Intel now has a standalone VR Headset which doesn't require a PC
Intel has taken its first major leap into Virtual Reality with Project Alloy. CEO Brian Krzanich on Tuesday showed off the company's first standalone virtual reality headset at the company's Intel Developer Forum in San Francisco.
The Project Alloy Virtual Reality headset would allow you to use your hands to interact in virtual space rather than a separate controller. Krzanich added, that it would use Intel's RealSense cameras and other sensors. The headset would be able to recognize surrounding environment without external sensors which the HTC Vive uses.
At the demo on-stage, Intel showed how you could bring real objects in the virtual world and then interact with them. This is why the company is calling it merged reality.

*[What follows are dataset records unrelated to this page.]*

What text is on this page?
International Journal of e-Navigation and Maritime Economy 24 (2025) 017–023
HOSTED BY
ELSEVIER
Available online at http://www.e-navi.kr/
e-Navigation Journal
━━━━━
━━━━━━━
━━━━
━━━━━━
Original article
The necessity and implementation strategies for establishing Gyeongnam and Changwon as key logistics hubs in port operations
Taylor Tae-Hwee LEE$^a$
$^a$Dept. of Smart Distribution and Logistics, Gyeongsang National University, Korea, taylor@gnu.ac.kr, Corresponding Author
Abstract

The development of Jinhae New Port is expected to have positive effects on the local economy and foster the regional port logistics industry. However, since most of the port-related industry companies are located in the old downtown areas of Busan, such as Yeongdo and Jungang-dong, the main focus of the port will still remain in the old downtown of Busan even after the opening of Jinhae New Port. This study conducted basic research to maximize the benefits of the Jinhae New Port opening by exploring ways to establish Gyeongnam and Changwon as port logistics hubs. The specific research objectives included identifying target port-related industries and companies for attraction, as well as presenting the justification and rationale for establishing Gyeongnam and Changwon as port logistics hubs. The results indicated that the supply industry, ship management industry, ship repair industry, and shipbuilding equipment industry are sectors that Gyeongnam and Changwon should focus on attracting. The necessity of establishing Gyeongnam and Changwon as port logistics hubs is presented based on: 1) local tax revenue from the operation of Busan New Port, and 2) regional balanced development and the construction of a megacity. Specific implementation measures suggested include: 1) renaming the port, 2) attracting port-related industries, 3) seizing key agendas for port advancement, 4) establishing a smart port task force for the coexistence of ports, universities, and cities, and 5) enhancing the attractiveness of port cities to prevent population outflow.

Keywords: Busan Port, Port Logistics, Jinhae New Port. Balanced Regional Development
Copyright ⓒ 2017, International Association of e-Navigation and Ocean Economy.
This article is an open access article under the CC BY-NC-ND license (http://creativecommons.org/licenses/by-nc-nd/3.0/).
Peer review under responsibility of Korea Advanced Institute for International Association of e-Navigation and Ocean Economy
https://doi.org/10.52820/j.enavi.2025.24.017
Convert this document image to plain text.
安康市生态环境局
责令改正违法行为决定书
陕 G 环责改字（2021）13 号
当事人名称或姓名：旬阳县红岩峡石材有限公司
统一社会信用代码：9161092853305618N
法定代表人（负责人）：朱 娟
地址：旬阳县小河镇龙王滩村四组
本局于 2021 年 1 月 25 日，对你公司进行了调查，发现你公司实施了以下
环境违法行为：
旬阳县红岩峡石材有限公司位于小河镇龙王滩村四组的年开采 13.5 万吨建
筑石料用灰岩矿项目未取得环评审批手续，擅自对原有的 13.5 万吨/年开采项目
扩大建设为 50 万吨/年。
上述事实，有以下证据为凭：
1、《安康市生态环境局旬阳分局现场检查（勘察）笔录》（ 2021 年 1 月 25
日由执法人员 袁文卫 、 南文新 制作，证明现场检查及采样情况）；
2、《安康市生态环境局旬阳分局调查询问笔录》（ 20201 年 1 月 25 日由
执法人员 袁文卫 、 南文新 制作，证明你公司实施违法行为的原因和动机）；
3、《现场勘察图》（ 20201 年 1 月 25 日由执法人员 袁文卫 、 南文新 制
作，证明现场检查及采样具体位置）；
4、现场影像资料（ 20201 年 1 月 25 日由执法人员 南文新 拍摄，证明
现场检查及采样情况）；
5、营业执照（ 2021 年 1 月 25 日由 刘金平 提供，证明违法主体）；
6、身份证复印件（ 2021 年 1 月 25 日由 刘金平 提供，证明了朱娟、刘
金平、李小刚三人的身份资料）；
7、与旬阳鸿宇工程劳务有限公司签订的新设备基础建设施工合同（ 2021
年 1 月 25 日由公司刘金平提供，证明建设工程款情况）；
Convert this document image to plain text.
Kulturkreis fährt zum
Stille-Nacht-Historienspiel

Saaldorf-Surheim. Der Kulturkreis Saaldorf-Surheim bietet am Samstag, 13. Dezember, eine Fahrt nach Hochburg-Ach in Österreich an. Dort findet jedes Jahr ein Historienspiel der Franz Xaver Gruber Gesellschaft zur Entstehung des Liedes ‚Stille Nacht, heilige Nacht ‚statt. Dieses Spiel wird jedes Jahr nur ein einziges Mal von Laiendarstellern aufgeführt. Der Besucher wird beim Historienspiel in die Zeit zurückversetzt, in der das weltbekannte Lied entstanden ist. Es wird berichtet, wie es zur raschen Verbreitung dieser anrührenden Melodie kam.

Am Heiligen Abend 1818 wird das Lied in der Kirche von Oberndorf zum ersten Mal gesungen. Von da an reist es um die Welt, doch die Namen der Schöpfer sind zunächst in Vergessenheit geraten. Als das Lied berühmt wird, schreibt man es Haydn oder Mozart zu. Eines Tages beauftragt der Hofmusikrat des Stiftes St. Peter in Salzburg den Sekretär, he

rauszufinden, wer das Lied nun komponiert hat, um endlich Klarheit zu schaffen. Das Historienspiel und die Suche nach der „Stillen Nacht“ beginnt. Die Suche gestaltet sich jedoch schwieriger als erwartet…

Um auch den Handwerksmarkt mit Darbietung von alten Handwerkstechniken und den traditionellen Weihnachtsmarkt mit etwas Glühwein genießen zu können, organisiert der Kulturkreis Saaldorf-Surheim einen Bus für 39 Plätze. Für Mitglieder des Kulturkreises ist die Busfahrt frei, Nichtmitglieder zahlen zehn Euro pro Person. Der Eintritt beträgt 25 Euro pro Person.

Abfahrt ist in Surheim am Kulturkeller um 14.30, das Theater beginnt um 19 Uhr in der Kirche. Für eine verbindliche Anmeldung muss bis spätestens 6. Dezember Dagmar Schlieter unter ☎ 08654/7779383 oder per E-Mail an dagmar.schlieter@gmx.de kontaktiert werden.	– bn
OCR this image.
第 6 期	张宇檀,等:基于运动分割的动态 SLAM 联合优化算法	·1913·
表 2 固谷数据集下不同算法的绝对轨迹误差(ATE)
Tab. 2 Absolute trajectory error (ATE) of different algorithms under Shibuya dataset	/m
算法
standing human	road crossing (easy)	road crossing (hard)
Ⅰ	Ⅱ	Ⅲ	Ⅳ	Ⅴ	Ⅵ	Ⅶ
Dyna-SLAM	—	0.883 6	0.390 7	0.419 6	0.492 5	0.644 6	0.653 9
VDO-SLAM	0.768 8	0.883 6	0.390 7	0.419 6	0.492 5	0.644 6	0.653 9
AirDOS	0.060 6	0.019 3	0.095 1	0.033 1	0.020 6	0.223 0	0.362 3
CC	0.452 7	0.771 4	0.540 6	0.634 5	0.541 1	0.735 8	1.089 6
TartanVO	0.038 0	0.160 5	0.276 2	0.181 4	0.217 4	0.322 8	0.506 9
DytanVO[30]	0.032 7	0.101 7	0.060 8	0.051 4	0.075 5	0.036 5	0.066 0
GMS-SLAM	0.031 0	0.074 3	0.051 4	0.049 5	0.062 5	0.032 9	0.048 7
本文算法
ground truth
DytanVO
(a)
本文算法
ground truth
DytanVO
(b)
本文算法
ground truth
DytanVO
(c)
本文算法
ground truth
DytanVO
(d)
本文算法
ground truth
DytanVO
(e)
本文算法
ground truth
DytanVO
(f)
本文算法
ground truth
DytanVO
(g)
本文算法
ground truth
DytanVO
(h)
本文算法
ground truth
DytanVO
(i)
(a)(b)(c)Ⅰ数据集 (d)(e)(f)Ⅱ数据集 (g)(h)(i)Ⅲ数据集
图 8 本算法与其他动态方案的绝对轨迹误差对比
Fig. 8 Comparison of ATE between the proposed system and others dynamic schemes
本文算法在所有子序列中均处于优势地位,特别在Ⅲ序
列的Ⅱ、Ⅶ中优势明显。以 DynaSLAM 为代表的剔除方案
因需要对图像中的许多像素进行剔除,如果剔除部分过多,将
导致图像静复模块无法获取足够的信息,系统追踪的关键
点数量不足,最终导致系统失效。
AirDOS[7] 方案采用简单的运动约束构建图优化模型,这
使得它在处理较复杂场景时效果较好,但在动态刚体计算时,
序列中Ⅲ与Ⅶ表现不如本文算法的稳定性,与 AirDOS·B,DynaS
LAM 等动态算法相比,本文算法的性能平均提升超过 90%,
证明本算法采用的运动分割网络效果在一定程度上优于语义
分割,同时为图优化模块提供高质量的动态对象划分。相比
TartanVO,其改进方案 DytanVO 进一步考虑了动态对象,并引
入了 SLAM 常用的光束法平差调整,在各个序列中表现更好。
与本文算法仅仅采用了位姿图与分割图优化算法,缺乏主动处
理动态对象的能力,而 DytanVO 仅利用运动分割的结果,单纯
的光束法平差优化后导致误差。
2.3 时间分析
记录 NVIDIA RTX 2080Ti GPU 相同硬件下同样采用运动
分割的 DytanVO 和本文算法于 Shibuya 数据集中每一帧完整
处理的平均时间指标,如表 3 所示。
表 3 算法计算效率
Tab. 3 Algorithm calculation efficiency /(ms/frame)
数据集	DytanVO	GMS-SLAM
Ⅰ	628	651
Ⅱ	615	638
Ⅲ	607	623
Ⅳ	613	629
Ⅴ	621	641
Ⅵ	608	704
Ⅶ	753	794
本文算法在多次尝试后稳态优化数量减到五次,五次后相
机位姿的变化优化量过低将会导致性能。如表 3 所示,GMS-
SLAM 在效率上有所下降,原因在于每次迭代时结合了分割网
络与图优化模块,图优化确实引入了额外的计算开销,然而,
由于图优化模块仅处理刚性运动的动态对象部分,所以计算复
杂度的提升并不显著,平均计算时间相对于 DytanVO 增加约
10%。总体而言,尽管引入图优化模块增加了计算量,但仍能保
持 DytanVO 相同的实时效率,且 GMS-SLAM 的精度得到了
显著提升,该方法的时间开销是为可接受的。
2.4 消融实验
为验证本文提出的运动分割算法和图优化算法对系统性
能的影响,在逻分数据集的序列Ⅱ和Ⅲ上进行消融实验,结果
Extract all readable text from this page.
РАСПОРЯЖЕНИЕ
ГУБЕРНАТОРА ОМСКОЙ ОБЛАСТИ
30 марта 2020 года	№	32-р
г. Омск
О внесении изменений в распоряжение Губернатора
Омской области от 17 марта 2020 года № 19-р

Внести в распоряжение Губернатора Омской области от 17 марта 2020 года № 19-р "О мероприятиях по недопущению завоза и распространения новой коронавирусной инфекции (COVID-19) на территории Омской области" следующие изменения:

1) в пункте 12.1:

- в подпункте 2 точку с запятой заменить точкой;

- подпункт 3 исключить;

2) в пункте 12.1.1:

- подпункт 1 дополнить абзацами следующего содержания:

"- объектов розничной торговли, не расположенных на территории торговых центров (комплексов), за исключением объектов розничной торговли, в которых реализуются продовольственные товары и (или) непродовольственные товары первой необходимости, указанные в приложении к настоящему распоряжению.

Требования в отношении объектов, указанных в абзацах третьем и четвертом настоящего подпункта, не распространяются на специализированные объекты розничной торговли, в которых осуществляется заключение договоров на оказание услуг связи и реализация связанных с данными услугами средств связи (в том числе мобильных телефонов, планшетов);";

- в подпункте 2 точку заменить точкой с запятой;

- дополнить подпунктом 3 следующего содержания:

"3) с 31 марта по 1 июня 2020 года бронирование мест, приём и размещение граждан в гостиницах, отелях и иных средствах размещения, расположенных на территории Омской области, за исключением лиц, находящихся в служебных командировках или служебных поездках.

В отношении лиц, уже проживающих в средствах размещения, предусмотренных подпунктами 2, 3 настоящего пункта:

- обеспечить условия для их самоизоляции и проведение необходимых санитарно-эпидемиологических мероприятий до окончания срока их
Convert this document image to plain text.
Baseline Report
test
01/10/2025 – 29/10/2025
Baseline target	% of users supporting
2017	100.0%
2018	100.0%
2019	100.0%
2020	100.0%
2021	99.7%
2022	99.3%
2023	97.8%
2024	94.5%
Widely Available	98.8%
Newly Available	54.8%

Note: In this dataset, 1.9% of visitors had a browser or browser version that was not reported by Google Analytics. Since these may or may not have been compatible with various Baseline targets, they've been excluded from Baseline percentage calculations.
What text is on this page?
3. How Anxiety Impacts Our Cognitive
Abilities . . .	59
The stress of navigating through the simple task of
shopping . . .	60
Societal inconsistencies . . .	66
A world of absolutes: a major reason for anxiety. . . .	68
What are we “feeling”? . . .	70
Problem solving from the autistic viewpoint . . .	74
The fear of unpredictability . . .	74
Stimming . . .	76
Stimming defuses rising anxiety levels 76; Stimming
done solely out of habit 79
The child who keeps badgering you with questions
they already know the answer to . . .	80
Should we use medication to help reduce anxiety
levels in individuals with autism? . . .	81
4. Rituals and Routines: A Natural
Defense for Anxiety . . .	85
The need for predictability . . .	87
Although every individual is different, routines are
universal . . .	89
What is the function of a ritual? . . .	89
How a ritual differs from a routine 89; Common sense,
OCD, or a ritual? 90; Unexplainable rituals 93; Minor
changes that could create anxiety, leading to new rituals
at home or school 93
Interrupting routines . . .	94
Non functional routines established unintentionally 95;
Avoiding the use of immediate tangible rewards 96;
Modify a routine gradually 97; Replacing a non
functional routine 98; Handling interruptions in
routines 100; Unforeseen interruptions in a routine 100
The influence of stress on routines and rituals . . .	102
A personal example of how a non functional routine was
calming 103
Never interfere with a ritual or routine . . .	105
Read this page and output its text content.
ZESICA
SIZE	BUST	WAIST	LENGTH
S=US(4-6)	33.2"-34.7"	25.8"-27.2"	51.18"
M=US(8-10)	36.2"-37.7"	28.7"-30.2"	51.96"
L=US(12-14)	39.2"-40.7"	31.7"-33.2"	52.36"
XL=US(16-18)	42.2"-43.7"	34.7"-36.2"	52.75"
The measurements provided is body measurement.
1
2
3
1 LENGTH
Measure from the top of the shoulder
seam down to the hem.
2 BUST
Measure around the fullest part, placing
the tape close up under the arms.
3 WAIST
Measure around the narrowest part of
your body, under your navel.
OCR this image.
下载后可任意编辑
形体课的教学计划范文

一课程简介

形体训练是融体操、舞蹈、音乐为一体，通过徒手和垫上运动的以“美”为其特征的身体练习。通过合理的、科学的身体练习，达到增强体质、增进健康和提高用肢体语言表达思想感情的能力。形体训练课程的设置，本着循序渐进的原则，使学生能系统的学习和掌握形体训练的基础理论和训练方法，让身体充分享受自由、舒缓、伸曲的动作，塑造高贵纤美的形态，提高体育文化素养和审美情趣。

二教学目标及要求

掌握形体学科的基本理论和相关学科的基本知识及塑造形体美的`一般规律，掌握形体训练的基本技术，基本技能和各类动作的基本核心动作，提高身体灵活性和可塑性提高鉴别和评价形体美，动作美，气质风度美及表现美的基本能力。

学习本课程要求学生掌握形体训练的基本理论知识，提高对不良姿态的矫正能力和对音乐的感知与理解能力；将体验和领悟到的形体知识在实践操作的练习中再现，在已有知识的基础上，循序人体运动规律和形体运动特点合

Merged reality delivers virtual-world experiences more dynamically and naturally than ever before
Merged reality delivers virtual-world experiences more dynamically and naturally than ever before and makes experiences impossible in the real world now possible. Merged reality reduces the need for elaborate and costly sets of external sensors that translate real-world environments into digital representations.
If this sounds a bit like Microsoft's Hololens, you would be right. Instead of focusing on VR, Microsoft has been working on another aspect, Augmented Reality which brings virtual elements to the real world which can then be interacted with. This is where Microsoft and Intel's partnership on merged reality comes in and will power Windows Holographic.
At present there are no specifics on a release date but the company said they are looking at a 2017 release for developers.